A storage unit configured to store the transfer function database unit.

(18) The speech signal processing apparatus according to any one of the above (1) to (17), further comprising

A storage unit configured to store the noise database unit.

(19) The speech signal processing apparatus according to any one of the above (1) to (17),

wherein the control calculation unit acquires the noise dictionary data through communication with an external device.

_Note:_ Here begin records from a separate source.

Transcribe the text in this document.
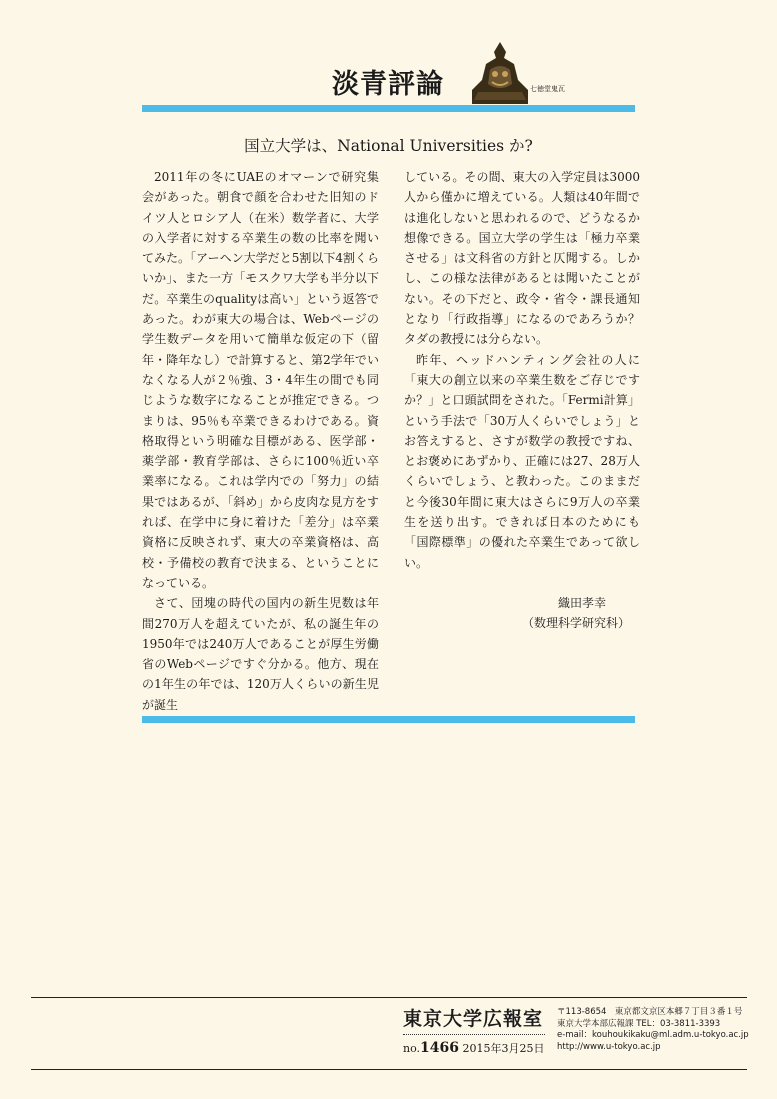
淡青評論	七徳堂鬼瓦
国立大学は、National Universities か?

2011年の冬にUAEのオマーンで研究集会があった。朝食で顔を合わせた旧知のドイツ人とロシア人（在米）数学者に、大学の入学者に対する卒業生の数の比率を聞いてみた。「アーヘン大学だと5割以下4割くらいか」、また一方「モスクワ大学も半分以下だ。卒業生のqualityは高い」という返答であった。わが東大の場合は、Webページの学生数データを用いて簡単な仮定の下（留年・降年なし）で計算すると、第2学年でいなくなる人が２％強、3・4年生の間でも同じような数字になることが推定できる。つまりは、95％も卒業できるわけである。資格取得という明確な目標がある、医学部・薬学部・教育学部は、さらに100％近い卒業率になる。これは学内での「努力」の結果ではあるが、「斜め」から皮肉な見方をすれば、在学中に身に着けた「差分」は卒業資格に反映されず、東大の卒業資格は、高校・予備校の教育で決まる、ということになっている。

さて、団塊の時代の国内の新生児数は年間270万人を超えていたが、私の誕生年の1950年では240万人であることが厚生労働省のWebページですぐ分かる。他方、現在の1年生の年では、120万人くらいの新生児が誕生

している。その間、東大の入学定員は3000人から僅かに増えている。人類は40年間では進化しないと思われるので、どうなるか想像できる。国立大学の学生は「極力卒業させる」は文科省の方針と仄聞する。しかし、この様な法律があるとは聞いたことがない。その下だと、政令・省令・課長通知となり「行政指導」になるのであろうか？　タダの教授には分らない。

昨年、ヘッドハンティング会社の人に「東大の創立以来の卒業生数をご存じですか？」と口頭試問をされた。「Fermi計算」という手法で「30万人くらいでしょう」とお答えすると、さすが数学の教授ですね、とお褒めにあずかり、正確には27、28万人くらいでしょう、と教わった。このままだと今後30年間に東大はさらに9万人の卒業生を送り出す。できれば日本のためにも「国際標準」の優れた卒業生であって欲しい。

織田孝幸
（数理科学研究科）
東京大学広報室
no.1466 2015年3月25日
〒113-8654　東京都文京区本郷７丁目３番１号
東京大学本部広報課 TEL：03-3811-3393
e-mail：kouhoukikaku@ml.adm.u-tokyo.ac.jp
http://www.u-tokyo.ac.jp
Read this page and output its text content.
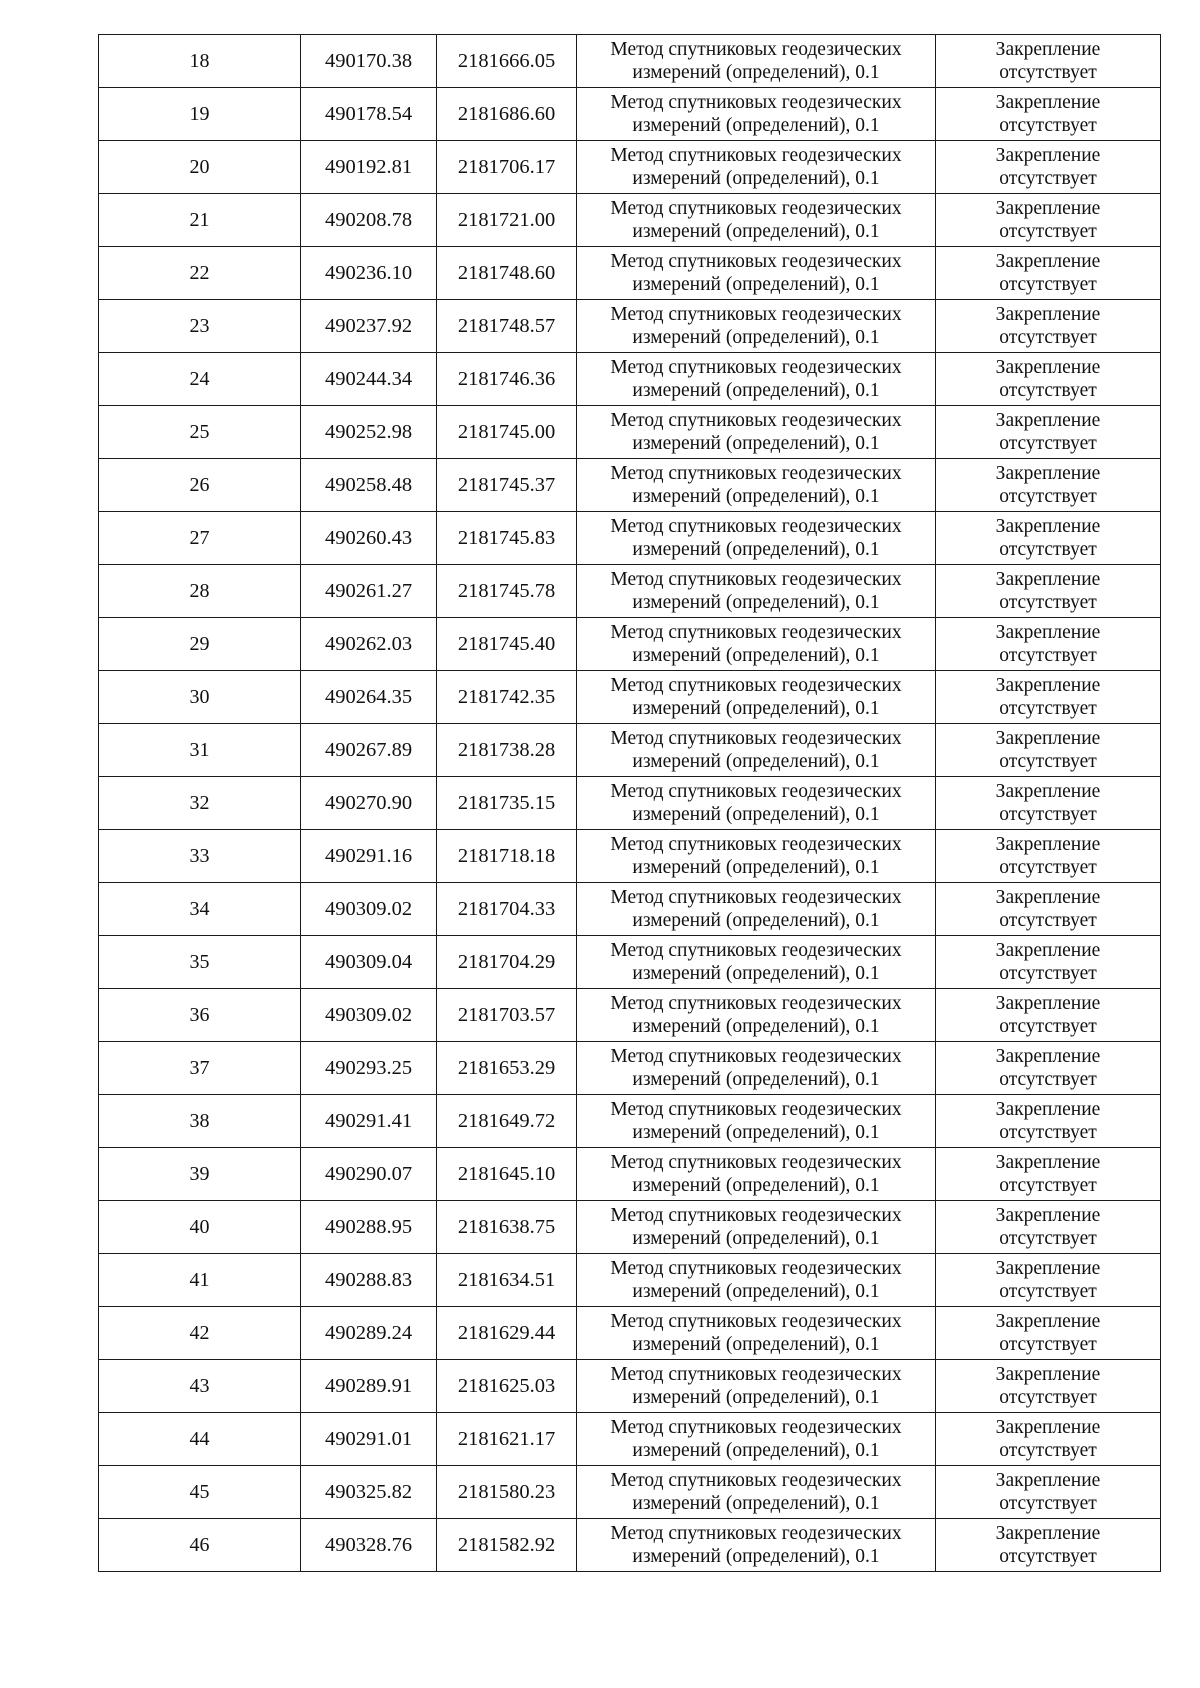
18	490170.38	2181666.05	Метод спутниковых геодезических
измерений (определений), 0.1	Закрепление
отсутствует

19	490178.54	2181686.60	Метод спутниковых геодезических
измерений (определений), 0.1	Закрепление
отсутствует

20	490192.81	2181706.17	Метод спутниковых геодезических
измерений (определений), 0.1	Закрепление
отсутствует

21	490208.78	2181721.00	Метод спутниковых геодезических
измерений (определений), 0.1	Закрепление
отсутствует

22	490236.10	2181748.60	Метод спутниковых геодезических
измерений (определений), 0.1	Закрепление
отсутствует

23	490237.92	2181748.57	Метод спутниковых геодезических
измерений (определений), 0.1	Закрепление
отсутствует

24	490244.34	2181746.36	Метод спутниковых геодезических
измерений (определений), 0.1	Закрепление
отсутствует

25	490252.98	2181745.00	Метод спутниковых геодезических
измерений (определений), 0.1	Закрепление
отсутствует

26	490258.48	2181745.37	Метод спутниковых геодезических
измерений (определений), 0.1	Закрепление
отсутствует

27	490260.43	2181745.83	Метод спутниковых геодезических
измерений (определений), 0.1	Закрепление
отсутствует

28	490261.27	2181745.78	Метод спутниковых геодезических
измерений (определений), 0.1	Закрепление
отсутствует

29	490262.03	2181745.40	Метод спутниковых геодезических
измерений (определений), 0.1	Закрепление
отсутствует

30	490264.35	2181742.35	Метод спутниковых геодезических
измерений (определений), 0.1	Закрепление
отсутствует

31	490267.89	2181738.28	Метод спутниковых геодезических
измерений (определений), 0.1	Закрепление
отсутствует

32	490270.90	2181735.15	Метод спутниковых геодезических
измерений (определений), 0.1	Закрепление
отсутствует

33	490291.16	2181718.18	Метод спутниковых геодезических
измерений (определений), 0.1	Закрепление
отсутствует

34	490309.02	2181704.33	Метод спутниковых геодезических
измерений (определений), 0.1	Закрепление
отсутствует

35	490309.04	2181704.29	Метод спутниковых геодезических
измерений (определений), 0.1	Закрепление
отсутствует

36	490309.02	2181703.57	Метод спутниковых геодезических
измерений (определений), 0.1	Закрепление
отсутствует

37	490293.25	2181653.29	Метод спутниковых геодезических
измерений (определений), 0.1	Закрепление
отсутствует

38	490291.41	2181649.72	Метод спутниковых геодезических
измерений (определений), 0.1	Закрепление
отсутствует

39	490290.07	2181645.10	Метод спутниковых геодезических
измерений (определений), 0.1	Закрепление
отсутствует

40	490288.95	2181638.75	Метод спутниковых геодезических
измерений (определений), 0.1	Закрепление
отсутствует

41	490288.83	2181634.51	Метод спутниковых геодезических
измерений (определений), 0.1	Закрепление
отсутствует

42	490289.24	2181629.44	Метод спутниковых геодезических
измерений (определений), 0.1	Закрепление
отсутствует

43	490289.91	2181625.03	Метод спутниковых геодезических
измерений (определений), 0.1	Закрепление
отсутствует

44	490291.01	2181621.17	Метод спутниковых геодезических
измерений (определений), 0.1	Закрепление
отсутствует

45	490325.82	2181580.23	Метод спутниковых геодезических
измерений (определений), 0.1	Закрепление
отсутствует

46	490328.76	2181582.92	Метод спутниковых геодезических
измерений (определений), 0.1	Закрепление
отсутствует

(20) A noise suppression method performed by a speech signal processing apparatus, the noise suppression method comprising:

acquiring noise dictionary data read from a noise database unit based on installation environment information including information on a type of noise and a direction between a sound receiving point and a noise source; and

noise suppression processing is performed on a speech signal obtained by a microphone arranged at a sound receiving point using noise dictionary data.

Description of the symbols

1 speech signal processing device

2 microphone

3 NR Unit

4 Signal processing unit

5. 5A control calculation unit

6. 6A memory cell

7 input device

51 management control unit

52 installation environment information input unit

53 noise interval estimation unit

54 noise direction/distance estimation unit

55 shape/type estimation unit

61 install environment information holding unit

62 noise database cell

The transfer function database unit is 63.